Les effets des accords de l’OMC dans l’ordre juridique de l’Union ont donné lieu à une jurisprudence abondante et à de nombreux travaux qui soulèvent des questions pratiques et fondamentales. En particulier, les conditions d’invocabilité, qui déterminent la faculté de se prévaloir d’une norme au soutien de ses prétentions, paraissent parfois mouvantes. De plus, les théories de la mondialisation du droit et du pluralisme juridique européen ou mondial proposent une analyse originale de l’influence de l’Union européenne sur l’émergence d’un droit mondial et appellent à un renouvellement de la pratique judiciaire dans ce contexte. La confrontation de ces théories au droit positif par l’étude des effets des accords de l’OMC devant les juges de l’Union et de ses États membres permet d’évaluer ces hypothèses doctrinales.
La fermeture de l’invocabilité de substitution et de réparation manifeste la prise en compte par ces juges de la résistance de l’Union à l’application du droit mondial du commerce. Cette solution est justifiée par les possibilités de négociations et de compensations qui assouplissent l’intensité normative des accords de l’OMC. Elle a permis le maintien ou l’élaboration de politiques européennes spécifiques. Dans ces conditions, le degré de résistance de l’Union à la mondialisation du droit dépend essentiellement de la volonté de ses organes politiques.
L’ouverture de l’invocabilité par incorporation et de l’invocabilité d’interprétation conforme révèle un rôle plus important des juges dans la participation de l’Union à la mondialisation du droit.

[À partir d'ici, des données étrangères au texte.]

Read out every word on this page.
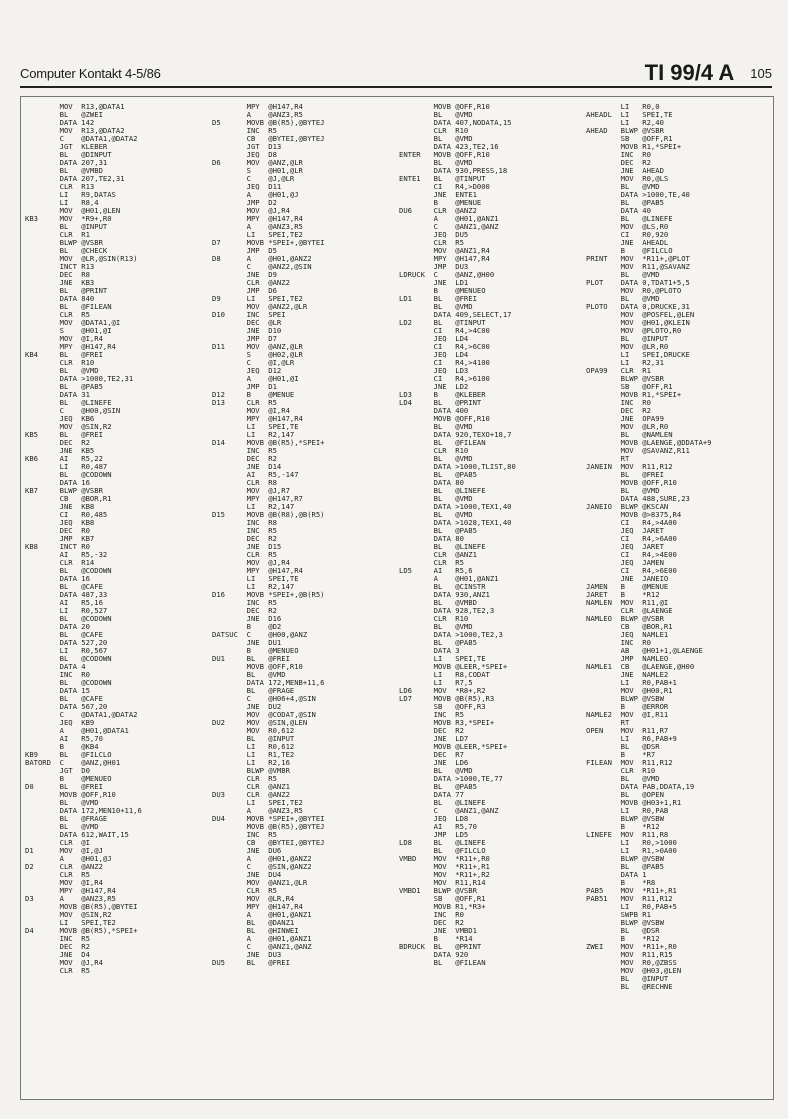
Computer Kontakt 4-5/86	TI 99/4 A 105
MOV  R13,@DATA1
BL   @ZWEI
DATA 142
MOV  R13,@DATA2
C    @DATA1,@DATA2
JGT  KLEBER
BL   @DINPUT
DATA 207,31
BL   @VMBD
DATA 207,TE2,31
CLR  R13
LI   R9,DATAS
LI   R8,4
MOV  @H01,@LEN
KB3     MOV  *R9+,R0
BL   @INPUT
CLR  R1
BLWP @VSBR
BL   @CHECK
MOV  @LR,@SIN(R13)
INCT R13
DEC  R8
JNE  KB3
BL   @PRINT
DATA 840
BL   @FILEAN
CLR  R5
MOV  @DATA1,@I
S    @H01,@I
MOV  @I,R4
MPY  @H147,R4
KB4     BL   @FREI
CLR  R10
BL   @VMD
DATA >1000,TE2,31
BL   @PAB5
DATA 31
BL   @LINEFE
C    @H00,@SIN
JEQ  KB6
MOV  @SIN,R2
KB5     BL   @FREI
DEC  R2
JNE  KB5
KB6     AI   R5,22
LI   R0,487
BL   @CODOWN
DATA 16
KB7     BLWP @VSBR
CB   @BOR,R1
JNE  KB8
CI   R0,485
JEQ  KB8
DEC  R0
JMP  KB7
KB8     INCT R0
AI   R5,-32
CLR  R14
BL   @CODOWN
DATA 16
BL   @CAFE
DATA 487,33
AI   R5,16
LI   R0,527
BL   @CODOWN
DATA 20
BL   @CAFE
DATA 527,20
LI   R0,567
BL   @CODOWN
DATA 4
INC  R0
BL   @CODOWN
DATA 15
BL   @CAFE
DATA 567,20
C    @DATA1,@DATA2
JEQ  KB9
A    @H01,@DATA1
AI   R5,70
B    @KB4
KB9     BL   @FILCLO
BATORD  C    @ANZ,@H01
JGT  D0
B    @MENUEO
D0      BL   @FREI
MOVB @OFF,R10
BL   @VMD
DATA 172,MEN10+11,6
BL   @FRAGE
BL   @VMD
DATA 612,WAIT,15
CLR  @I
D1      MOV  @I,@J
A    @H01,@J
D2      CLR  @ANZ2
CLR  R5
MOV  @I,R4
MPY  @H147,R4
D3      A    @ANZ3,R5
MOVB @B(R5),@BYTEI
MOV  @SIN,R2
LI   SPEI,TE2
D4      MOVB @B(R5),*SPEI+
INC  R5
DEC  R2
JNE  D4
MOV  @J,R4
CLR  R5
MPY  @H147,R4
A    @ANZ3,R5
D5      MOVB @B(R5),@BYTEJ
INC  R5
CB   @BYTEI,@BYTEJ
JGT  D13
JEQ  D8
D6      MOV  @ANZ,@LR
S    @H01,@LR
C    @J,@LR
JEQ  D11
A    @H01,@J
JMP  D2
MOV  @J,R4
MPY  @H147,R4
A    @ANZ3,R5
LI   SPEI,TE2
D7      MOVB *SPEI+,@BYTEI
JMP  D5
D8      A    @H01,@ANZ2
C    @ANZ2,@SIN
JNE  D9
CLR  @ANZ2
JMP  D6
D9      LI   SPEI,TE2
MOV  @ANZ2,@LR
D10     INC  SPEI
DEC  @LR
JNE  D10
JMP  D7
D11     MOV  @ANZ,@LR
S    @H02,@LR
C    @I,@LR
JEQ  D12
A    @H01,@I
JMP  D1
D12     B    @MENUE
D13     CLR  R5
MOV  @I,R4
MPY  @H147,R4
LI   SPEI,TE
LI   R2,147
D14     MOVB @B(R5),*SPEI+
INC  R5
DEC  R2
JNE  D14
AI   R5,-147
CLR  R8
MOV  @J,R7
MPY  @H147,R7
LI   R2,147
D15     MOVB @B(R8),@B(R5)
INC  R8
INC  R5
DEC  R2
JNE  D15
CLR  R5
MOV  @J,R4
MPY  @H147,R4
LI   SPEI,TE
LI   R2,147
D16     MOVB *SPEI+,@B(R5)
INC  R5
DEC  R2
JNE  D16
B    @D2
DATSUC  C    @H00,@ANZ
JNE  DU1
B    @MENUEO
DU1     BL   @FREI
MOVB @OFF,R10
BL   @VMD
DATA 172,MENB+11,6
BL   @FRAGE
C    @H06+4,@SIN
JNE  DU2
MOV  @CODAT,@SIN
DU2     MOV  @SIN,@LEN
MOV  R0,612
BL   @INPUT
LI   R0,612
LI   R1,TE2
LI   R2,16
BLWP @VMBR
CLR  R5
CLR  @ANZ1
DU3     CLR  @ANZ2
LI   SPEI,TE2
A    @ANZ3,R5
DU4     MOVB *SPEI+,@BYTEI
MOVB @B(R5),@BYTEJ
INC  R5
CB   @BYTEI,@BYTEJ
JNE  DU6
A    @H01,@ANZ2
C    @SIN,@ANZ2
JNE  DU4
MOV  @ANZ1,@LR
CLR  R5
MOV  @LR,R4
MPY  @H147,R4
A    @H01,@ANZ1
BL   @DANZ1
BL   @HINWEI
A    @H01,@ANZ1
C    @ANZ1,@ANZ
JNE  DU3
DU5     BL   @FREI
MOVB @OFF,R10
BL   @VMD
DATA 407,NODATA,15
CLR  R10
BL   @VMD
DATA 423,TE2,16
ENTER   MOVB @OFF,R10
BL   @VMD
DATA 930,PRESS,18
ENTE1   BL   @TINPUT
CI   R4,>D000
JNE  ENTE1
B    @MENUE
DU6     CLR  @ANZ2
A    @H01,@ANZ1
C    @ANZ1,@ANZ
JEQ  DU5
CLR  R5
MOV  @ANZ1,R4
MPY  @H147,R4
JMP  DU3
LDRUCK  C    @ANZ,@H00
JNE  LD1
B    @MENUEO
LD1     BL   @FREI
BL   @VMD
DATA 409,SELECT,17
LD2     BL   @TINPUT
CI   R4,>4C00
JEQ  LD4
CI   R4,>6C00
JEQ  LD4
CI   R4,>4100
JEQ  LD3
CI   R4,>6100
JNE  LD2
LD3     B    @KLEBER
LD4     BL   @PRINT
DATA 400
MOVB @OFF,R10
BL   @VMD
DATA 920,TEXO+18,7
BL   @FILEAN
CLR  R10
BL   @VMD
DATA >1000,TLIST,80
BL   @PAB5
DATA 80
BL   @LINEFE
BL   @VMD
DATA >1000,TEX1,40
BL   @VMD
DATA >1028,TEX1,40
BL   @PAB5
DATA 80
BL   @LINEFE
CLR  @ANZ1
CLR  R5
LD5     AI   R5,6
A    @H01,@ANZ1
BL   @CINSTR
DATA 930,ANZ1
BL   @VMBD
DATA 928,TE2,3
CLR  R10
BL   @VMD
DATA >1000,TE2,3
BL   @PAB5
DATA 3
LI   SPEI,TE
MOVB @LEER,*SPEI+
LI   R8,CODAT
LI   R7,5
LD6     MOV  *R8+,R2
LD7     MOVB @B(R5),R3
SB   @OFF,R3
INC  R5
MOVB R3,*SPEI+
DEC  R2
JNE  LD7
MOVB @LEER,*SPEI+
DEC  R7
JNE  LD6
BL   @VMD
DATA >1000,TE,77
BL   @PAB5
DATA 77
BL   @LINEFE
C    @ANZ1,@ANZ
JEQ  LD8
AI   R5,70
JMP  LD5
LD8     BL   @LINEFE
BL   @FILCLO
VMBD    MOV  *R11+,R0
MOV  *R11+,R1
MOV  *R11+,R2
MOV  R11,R14
VMBD1   BLWP @VSBR
SB   @OFF,R1
MOVB R1,*R3+
INC  R0
DEC  R2
JNE  VMBD1
B    *R14
BDRUCK  BL   @PRINT
DATA 920
BL   @FILEAN
LI   R0,0
AHEADL  LI   SPEI,TE
LI   R2,40
AHEAD   BLWP @VSBR
SB   @OFF,R1
MOVB R1,*SPEI+
INC  R0
DEC  R2
JNE  AHEAD
MOV  R0,@LS
BL   @VMD
DATA >1000,TE,40
BL   @PAB5
DATA 40
BL   @LINEFE
MOV  @LS,R0
CI   R0,920
JNE  AHEADL
B    @FILCLO
PRINT   MOV  *R11+,@PLOT
MOV  R11,@SAVANZ
BL   @VMD
PLOT    DATA 0,TDAT1+5,5
MOV  R0,@PLOTO
BL   @VMD
PLOTO   DATA 0,DRUCKE,31
MOV  @POSFEL,@LEN
MOV  @H01,@KLEIN
MOV  @PLOTO,R0
BL   @INPUT
MOV  @LR,R0
LI   SPEI,DRUCKE
LI   R2,31
OPA99   CLR  R1
BLWP @VSBR
SB   @OFF,R1
MOVB R1,*SPEI+
INC  R0
DEC  R2
JNE  OPA99
MOV  @LR,R0
BL   @NAMLEN
MOVB @LAENGE,@DDATA+9
MOV  @SAVANZ,R11
RT
JANEIN  MOV  R11,R12
BL   @FREI
MOVB @OFF,R10
BL   @VMD
DATA 488,SURE,23
JANEIO  BLWP @KSCAN
MOVB @>8375,R4
CI   R4,>4A00
JEQ  JARET
CI   R4,>6A00
JEQ  JARET
CI   R4,>4E00
JEQ  JAMEN
CI   R4,>6E00
JNE  JANEIO
JAMEN   B    @MENUE
JARET   B    *R12
NAMLEN  MOV  R11,@I
CLR  @LAENGE
NAMLEO  BLWP @VSBR
CB   @BOR,R1
JEQ  NAMLE1
INC  R0
AB   @H01+1,@LAENGE
JMP  NAMLEO
NAMLE1  CB   @LAENGE,@H00
JNE  NAMLE2
LI   R0,PAB+1
MOV  @H00,R1
BLWP @VSBW
B    @ERROR
NAMLE2  MOV  @I,R11
RT
OPEN    MOV  R11,R7
LI   R6,PAB+9
BL   @DSR
B    *R7
FILEAN  MOV  R11,R12
CLR  R10
BL   @VMD
DATA PAB,DDATA,19
BL   @OPEN
MOVB @H03+1,R1
LI   R0,PAB
BLWP @VSBW
B    *R12
LINEFE  MOV  R11,R8
LI   R0,>1000
LI   R1,>0A00
BLWP @VSBW
BL   @PAB5
DATA 1
B    *R8
PAB5    MOV  *R11+,R1
PAB51   MOV  R11,R12
LI   R0,PAB+5
SWPB R1
BLWP @VSBW
BL   @DSR
B    *R12
ZWEI    MOV  *R11+,R0
MOV  R11,R15
MOV  R0,@ZBSS
MOV  @H03,@LEN
BL   @INPUT
BL   @RECHNE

Elle s’explique néanmoins par les nombreuses mesures de transposition et d’exécution des accords en droit de l’Union. D’une part, les juges de l’Union respectent l’appréciation politique de l’intérêt de l’Union en encadrant l’ouverture de l’invocabilité par incorporation. D’autre part, ils modifient exceptionnellement le contenu des droits nationaux et de l’Union en les rapprochant du droit mondial du commerce avec l’interprétation conforme. En dernière analyse, l’ouverture de l’invocabilité est toutefois plus souvent la conséquence de la convergence existant entre certains des objectifs ou normes de l’Union et ceux des accords de l’OMC qu’un outil utilisé pour équilibrer la mondialisation du droit et ordonner le pluralisme juridique.